In that post I derived four lessons, and I thought it was the first four.
That I would continue with the formula.

But soon after writing it, I understood what had made femme fatale Catherine Tramell from Basic Instinct so powerful.
I knew what it was.
After which the idea of going over the movie Basic Instinct scene-by-scene to discover what she did, or how she did it, seemed a bit pompous.
Like a “Oh look what we got here!”, in badly acted surprise.

I can see how part of writing about your journey is that you must be willing to fake timelines, and to stick to your original format, because otherwise it’s gonna be a huge mess.
But if I have to choose between being a good writer, getting the most out of my material, versus simply doing whatever I want?!

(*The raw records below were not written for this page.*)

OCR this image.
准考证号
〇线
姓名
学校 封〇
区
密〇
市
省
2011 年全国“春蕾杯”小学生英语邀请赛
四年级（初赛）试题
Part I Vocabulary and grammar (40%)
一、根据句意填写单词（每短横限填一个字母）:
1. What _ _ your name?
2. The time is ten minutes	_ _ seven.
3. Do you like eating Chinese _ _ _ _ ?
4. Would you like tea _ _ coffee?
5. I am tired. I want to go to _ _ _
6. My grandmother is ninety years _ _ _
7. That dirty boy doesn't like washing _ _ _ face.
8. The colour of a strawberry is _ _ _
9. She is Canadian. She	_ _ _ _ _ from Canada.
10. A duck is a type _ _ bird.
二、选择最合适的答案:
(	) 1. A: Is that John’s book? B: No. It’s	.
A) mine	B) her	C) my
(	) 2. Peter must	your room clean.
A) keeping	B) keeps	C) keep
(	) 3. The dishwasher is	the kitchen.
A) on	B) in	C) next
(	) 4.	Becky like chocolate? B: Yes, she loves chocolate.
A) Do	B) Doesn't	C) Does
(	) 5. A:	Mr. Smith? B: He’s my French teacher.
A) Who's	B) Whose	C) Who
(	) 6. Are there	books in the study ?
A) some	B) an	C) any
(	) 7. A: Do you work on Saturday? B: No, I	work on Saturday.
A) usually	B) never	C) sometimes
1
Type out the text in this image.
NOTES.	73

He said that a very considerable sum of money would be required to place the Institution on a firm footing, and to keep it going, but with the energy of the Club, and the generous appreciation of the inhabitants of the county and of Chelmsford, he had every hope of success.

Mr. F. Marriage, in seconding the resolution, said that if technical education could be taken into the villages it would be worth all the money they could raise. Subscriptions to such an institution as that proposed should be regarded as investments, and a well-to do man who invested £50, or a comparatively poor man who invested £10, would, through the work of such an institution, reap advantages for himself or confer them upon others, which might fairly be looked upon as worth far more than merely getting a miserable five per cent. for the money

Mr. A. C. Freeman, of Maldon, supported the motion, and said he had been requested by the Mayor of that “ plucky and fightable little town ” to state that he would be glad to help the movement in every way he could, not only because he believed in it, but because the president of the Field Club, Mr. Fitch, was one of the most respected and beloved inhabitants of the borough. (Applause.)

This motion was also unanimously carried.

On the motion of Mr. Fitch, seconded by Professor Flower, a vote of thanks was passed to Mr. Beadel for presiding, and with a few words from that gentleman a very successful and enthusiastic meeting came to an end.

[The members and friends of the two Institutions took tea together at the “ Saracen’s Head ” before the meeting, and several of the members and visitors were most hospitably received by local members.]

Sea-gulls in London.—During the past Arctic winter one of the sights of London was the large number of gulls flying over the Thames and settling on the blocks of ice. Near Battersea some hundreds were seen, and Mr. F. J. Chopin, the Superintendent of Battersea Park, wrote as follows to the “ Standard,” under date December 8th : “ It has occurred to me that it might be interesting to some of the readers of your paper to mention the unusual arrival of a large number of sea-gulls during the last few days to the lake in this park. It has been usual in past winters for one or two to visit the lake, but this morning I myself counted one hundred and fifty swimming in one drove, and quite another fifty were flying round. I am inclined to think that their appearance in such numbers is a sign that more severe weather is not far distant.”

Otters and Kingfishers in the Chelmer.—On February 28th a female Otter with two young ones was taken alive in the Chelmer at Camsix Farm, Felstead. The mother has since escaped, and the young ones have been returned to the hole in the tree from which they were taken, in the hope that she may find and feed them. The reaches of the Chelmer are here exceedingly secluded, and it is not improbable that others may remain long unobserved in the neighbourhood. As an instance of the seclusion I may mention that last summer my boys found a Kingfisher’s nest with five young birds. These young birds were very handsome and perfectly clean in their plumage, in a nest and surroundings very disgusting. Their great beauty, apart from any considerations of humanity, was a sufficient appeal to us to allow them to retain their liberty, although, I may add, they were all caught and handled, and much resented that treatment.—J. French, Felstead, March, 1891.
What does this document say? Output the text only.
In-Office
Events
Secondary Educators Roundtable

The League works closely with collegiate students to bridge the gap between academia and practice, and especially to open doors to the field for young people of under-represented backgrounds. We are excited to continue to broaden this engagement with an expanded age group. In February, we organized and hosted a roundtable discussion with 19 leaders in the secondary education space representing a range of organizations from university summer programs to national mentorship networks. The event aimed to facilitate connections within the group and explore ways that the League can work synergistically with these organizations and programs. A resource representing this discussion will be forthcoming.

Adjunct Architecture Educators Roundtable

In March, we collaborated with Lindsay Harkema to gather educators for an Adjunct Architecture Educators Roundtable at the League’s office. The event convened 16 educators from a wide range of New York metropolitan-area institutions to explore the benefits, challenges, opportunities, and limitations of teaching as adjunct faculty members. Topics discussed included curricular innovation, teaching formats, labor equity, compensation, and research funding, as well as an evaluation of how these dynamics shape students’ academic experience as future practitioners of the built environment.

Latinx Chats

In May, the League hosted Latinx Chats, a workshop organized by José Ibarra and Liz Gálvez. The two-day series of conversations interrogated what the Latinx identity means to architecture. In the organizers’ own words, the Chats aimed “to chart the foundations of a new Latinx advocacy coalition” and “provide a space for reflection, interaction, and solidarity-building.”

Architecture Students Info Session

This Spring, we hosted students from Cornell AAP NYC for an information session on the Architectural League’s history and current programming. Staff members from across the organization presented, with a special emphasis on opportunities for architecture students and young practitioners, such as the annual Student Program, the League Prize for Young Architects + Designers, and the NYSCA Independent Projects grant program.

Suffice to say I opened this new chapter in a new format, without feeling any obligation to pick up the “Lesson” structure from the previous post!
Nor the scene-by-scene approach, nor even necessarily talking about Basic Instinct.

Although I’m sure references to the movie will come naturally.

Either way the main reason of now writing off-the-grid, no longer following the movie Basic Instinct scene-by-scene, lay shortly after writing the first episode.
The scene-by-scene, and lesson-by-lesson approach of the first post, had been a training-wheel version of something about the Femme Fatale that was clear at a way higher level, soon after writing it.
And it is definitely a bit of a bummer….

Some of you may even remember the same thing being said about the movie Fifty Shades. That it was not Christian’s sexual preference to be dominant, that made him “the dominant” in his sadomasochistic relationship to Ana Steele:
It was his money.

He was financially dominant, he was a tycoon.
Which was an inequality that was much more potent, derailing and disturbing, than what the two had going on in the bedroom or playroom.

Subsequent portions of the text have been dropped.